At least among my Facebook friends, the primary emotion, after shock, has been despair.  Why has something like this happened, they ask, and why is someone so obviously unhinged been allowed to have access to such murderous weapons?  We also don't know the answers to either of these questions, although it's very possible, in relation to the second question, that Lanza may have never shown any sign of being mentally ill.  The guns were his mother's.

Many of my friends are also insisting that this is the time to enact major gun control legislation, a perspective with which I'm in sympathy, but another friend who's a gunowner's rights advocate has pointed out that, short of making any gun purchase illegal, no control would have had an impact on this incident.  So far as we know, Lanza's mother bought the weapons legally and may have had them locked away safely.  I think he's right about that, too.  We don't know how Lanza got access to them.

However, I am convinced now is the time to have the argument, fierce and angry and costly as it will be, we keep putting off about gun control.  As someone else has pointed out, the perfect time for this conversation was before this incident happened; now is the second most perfect time.  But we also need to have a theological conversation.

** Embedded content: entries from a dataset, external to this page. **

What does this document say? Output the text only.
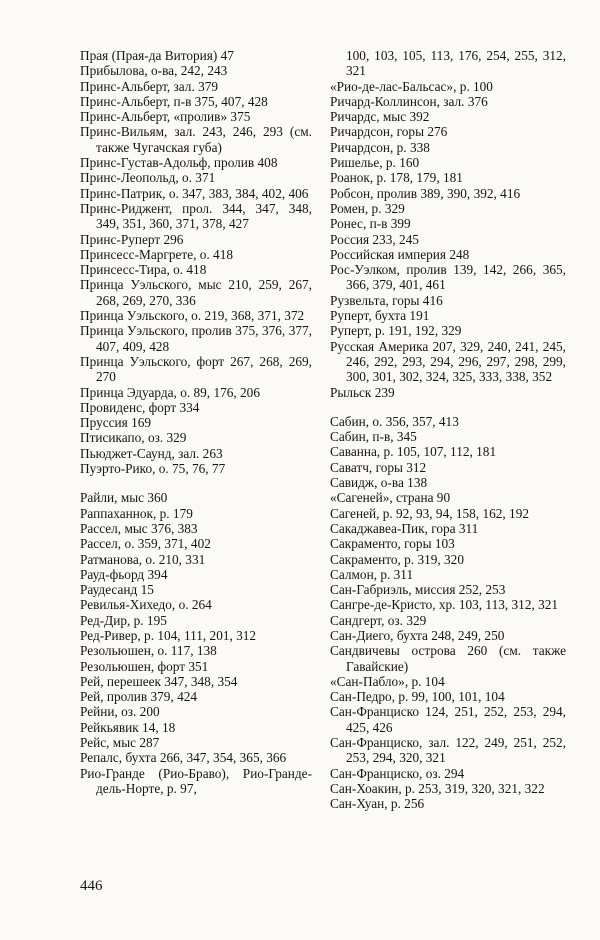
Прая (Прая-да Витория) 47
Прибылова, о-ва, 242, 243
Принс-Альберт, зал. 379
Принс-Альберт, п-в 375, 407, 428
Принс-Альберт, «пролив» 375
Принс-Вильям, зал. 243, 246, 293 (см. также Чугачская губа)
Принс-Густав-Адольф, пролив 408
Принс-Леопольд, о. 371
Принс-Патрик, о. 347, 383, 384, 402, 406
Принс-Риджент, прол. 344, 347, 348, 349, 351, 360, 371, 378, 427
Принс-Руперт 296
Принсесс-Маргрете, о. 418
Принсесс-Тира, о. 418
Принца Уэльского, мыс 210, 259, 267, 268, 269, 270, 336
Принца Уэльского, о. 219, 368, 371, 372
Принца Уэльского, пролив 375, 376, 377, 407, 409, 428
Принца Уэльского, форт 267, 268, 269, 270
Принца Эдуарда, о. 89, 176, 206
Провиденс, форт 334
Пруссия 169
Птисикапо, оз. 329
Пьюджет-Саунд, зал. 263
Пуэрто-Рико, о. 75, 76, 77
Райли, мыс 360
Раппаханнок, р. 179
Рассел, мыс 376, 383
Рассел, о. 359, 371, 402
Ратманова, о. 210, 331
Рауд-фьорд 394
Раудесанд 15
Ревилья-Хихедо, о. 264
Ред-Дир, р. 195
Ред-Ривер, р. 104, 111, 201, 312
Резольюшен, о. 117, 138
Резольюшен, форт 351
Рей, перешеек 347, 348, 354
Рей, пролив 379, 424
Рейни, оз. 200
Рейкьявик 14, 18
Рейс, мыс 287
Репалс, бухта 266, 347, 354, 365, 366
Рио-Гранде (Рио-Браво), Рио-Гранде-дель-Норте, р. 97,
100, 103, 105, 113, 176, 254, 255, 312, 321
«Рио-де-лас-Бальсас», р. 100
Ричард-Коллинсон, зал. 376
Ричардс, мыс 392
Ричардсон, горы 276
Ричардсон, р. 338
Ришелье, р. 160
Роанок, р. 178, 179, 181
Робсон, пролив 389, 390, 392, 416
Ромен, р. 329
Ронес, п-в 399
Россия 233, 245
Российская империя 248
Рос-Уэлком, пролив 139, 142, 266, 365, 366, 379, 401, 461
Рузвельта, горы 416
Руперт, бухта 191
Руперт, р. 191, 192, 329
Русская Америка 207, 329, 240, 241, 245, 246, 292, 293, 294, 296, 297, 298, 299, 300, 301, 302, 324, 325, 333, 338, 352
Рыльск 239
Сабин, о. 356, 357, 413
Сабин, п-в, 345
Саванна, р. 105, 107, 112, 181
Саватч, горы 312
Савидж, о-ва 138
«Сагеней», страна 90
Сагеней, р. 92, 93, 94, 158, 162, 192
Сакаджавеа-Пик, гора 311
Сакраменто, горы 103
Сакраменто, р. 319, 320
Салмон, р. 311
Сан-Габриэль, миссия 252, 253
Сангре-де-Кристо, хр. 103, 113, 312, 321
Сандгерт, оз. 329
Сан-Диего, бухта 248, 249, 250
Сандвичевы острова 260 (см. также Гавайские)
«Сан-Пабло», р. 104
Сан-Педро, р. 99, 100, 101, 104
Сан-Франциско 124, 251, 252, 253, 294, 425, 426
Сан-Франциско, зал. 122, 249, 251, 252, 253, 294, 320, 321
Сан-Франциско, оз. 294
Сан-Хоакин, р. 253, 319, 320, 321, 322
Сан-Хуан, р. 256
446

Many of my Facebook friends are seminarians and rabbis and ministers and chaplains.  We link one another to articles and advice lists about how to talk about this with children and with each other.  The despair we feel is a consequence of a very real sense we have that god is somehow absent from the events, although how that can be, while god is also somehow involved in all situations, fucks with our heads.  Ecological theologian Sallie McFague has argued that religion has two primary criteria:  "It has to make sense and it has to make a difference."  It also has to take into account the painful, unnecessary deaths of children.  This isn't that religion.  

Theodicy has a long, storied history among monotheisms.  But it isn't only Christians and Jews and Muslims who are asking "Where was God?" in Newtown.  For an agnostic Unitarian like myself who sees everything related, there is no comfort to be had in the recognition that, whatever god is, god was there and involved.   In my cosmology, god is the teachers who shielded their students with their bodies, and god is the children whose bodies were defiled.  God is the school that Lanza forced himself into and god is the person who made the 911 call and the police and EMTs who responded to it.  God is Dr. Wayne Carver and other M.E.s who have to examine the broken bodies of children.

But god is also the bullets that flew, 6 per second, from that powerful rifle.  God is also the .223 Bushmaster assault weapon, a gun developed specifically for combat and has no other use, that Lanza used.  God is also Adam Lanza.

This isn't very comforting, I'll admit.  It's not a theology that says, "It's all for the best, they're with Jesus now," or "If only we'd done something different it would have never happened," both of which are a false comfort at best.  But I don't think god is about comfort, at least not for most people.  God is about living and dying, sometimes painfully.  God is about reality and the real experiences people have which can involve having a gun pointed at them and being the one pointing the gun. If we accept that god is real in the world then we have to accept that god is everything real in the world.  God isn't only the rose and not the thorn.